Ford Motor Co.'s debt was recently upgraded by Moody's Investors Service to investment grade, ending its six-year struggle to get back the Blue Oval and other assets mortgaged in 2006. Moody’s is the second ratings agency to move Ford’s debt from having had a junk status. This puts the company nearer to its goal to recover assets that had been mortgaged in 2006 to avoid bankruptcy.
Ford was able to raise $23.5 billion and this made it capable of avoiding government bailouts or bankruptcy when the industry faced a crisis in 2008. In a statement, executive chairman Bill Ford Jr. said that the Ford Blue Oval is “back where it belongs” and its Ford family now has 166,000 employees globally again.

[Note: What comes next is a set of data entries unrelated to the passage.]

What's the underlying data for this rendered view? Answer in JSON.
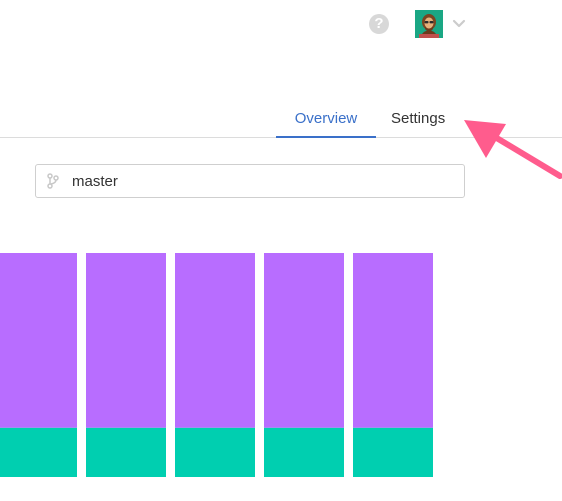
{
  "header": {
    "help_icon": "?",
    "avatar_icon": "user-avatar",
    "chevron_icon": "chevron-down-icon"
  },
  "tabs": [
    {
      "label": "Overview",
      "active": true
    },
    {
      "label": "Settings",
      "active": false
    }
  ],
  "branch": {
    "label": "master",
    "icon": "git-branch-icon"
  },
  "colors": {
    "accent_blue": "#3a70c9",
    "purple": "#b86dff",
    "teal": "#00cfb0",
    "annotation_pink": "#ff5c8d"
  },
  "chart_data": {
    "type": "bar",
    "stacked": true,
    "categories": [
      "",
      "",
      "",
      "",
      ""
    ],
    "series": [
      {
        "values": [
          22,
          22,
          22,
          22,
          22
        ],
        "color": "#00cfb0"
      },
      {
        "values": [
          78,
          78,
          78,
          78,
          78
        ],
        "color": "#b86dff"
      }
    ],
    "ylim": [
      0,
      100
    ]
  }
}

He added that this achievement is the product of many years of hard work by everyone involved with Ford. Moody’s said that this upgrade was decided after having seen how Ford has become stronger in North America. Moody’s expects that Ford’s improvements will probably be “lasting.” Moody’s said that Ford will still manage its balance sheet well and that it is confident that Ford will be able to retain its investment grade rating even with the European downturn.
Moody's thinks that Ford has proven how committed it was to maintain sound operating and financial disciplines by preserving a low break-even level; match production levels to retail demand; limit the use of incentives and price discounting; capitalize on the use of global vehicle platforms; and to form “healthy” relationships with suppliers.

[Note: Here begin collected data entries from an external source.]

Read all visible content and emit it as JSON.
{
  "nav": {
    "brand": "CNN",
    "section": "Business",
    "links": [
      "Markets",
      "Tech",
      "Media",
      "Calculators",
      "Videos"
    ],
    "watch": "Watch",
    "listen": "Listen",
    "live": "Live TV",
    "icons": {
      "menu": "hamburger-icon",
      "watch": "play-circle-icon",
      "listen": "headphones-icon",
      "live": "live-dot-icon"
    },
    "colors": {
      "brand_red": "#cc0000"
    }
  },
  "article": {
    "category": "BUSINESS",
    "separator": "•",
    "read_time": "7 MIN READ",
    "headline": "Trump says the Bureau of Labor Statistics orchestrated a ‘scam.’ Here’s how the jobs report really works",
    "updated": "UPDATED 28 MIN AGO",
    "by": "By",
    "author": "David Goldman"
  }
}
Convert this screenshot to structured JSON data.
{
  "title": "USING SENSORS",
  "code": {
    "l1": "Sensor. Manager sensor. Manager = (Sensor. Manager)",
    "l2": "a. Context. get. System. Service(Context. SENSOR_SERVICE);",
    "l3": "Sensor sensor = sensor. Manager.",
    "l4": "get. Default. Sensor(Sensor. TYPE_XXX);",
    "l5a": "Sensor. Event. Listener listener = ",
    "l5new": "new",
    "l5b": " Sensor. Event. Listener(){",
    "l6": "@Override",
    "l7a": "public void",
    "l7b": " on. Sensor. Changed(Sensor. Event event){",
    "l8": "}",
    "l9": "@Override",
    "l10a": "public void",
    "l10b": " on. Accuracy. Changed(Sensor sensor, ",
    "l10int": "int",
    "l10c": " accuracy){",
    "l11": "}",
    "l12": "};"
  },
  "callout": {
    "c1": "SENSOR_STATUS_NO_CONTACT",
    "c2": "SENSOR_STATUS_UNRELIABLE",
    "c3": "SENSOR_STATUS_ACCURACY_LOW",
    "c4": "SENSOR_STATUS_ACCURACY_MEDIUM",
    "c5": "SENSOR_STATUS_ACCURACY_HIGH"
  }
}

Moody’s warned that Ford will need to boost its strength outside its North America stronghold before the agency will increase its rating further. So that Ford cold have a positive outlook or attain a higher rating, Ford will have to show clear progress in building profitability outside of North America. This would need a turnaround of its European operations and the profitable expansion in China. It added that Ford will need to keep its solid position in North America and to have a “healthy” liquidity profile.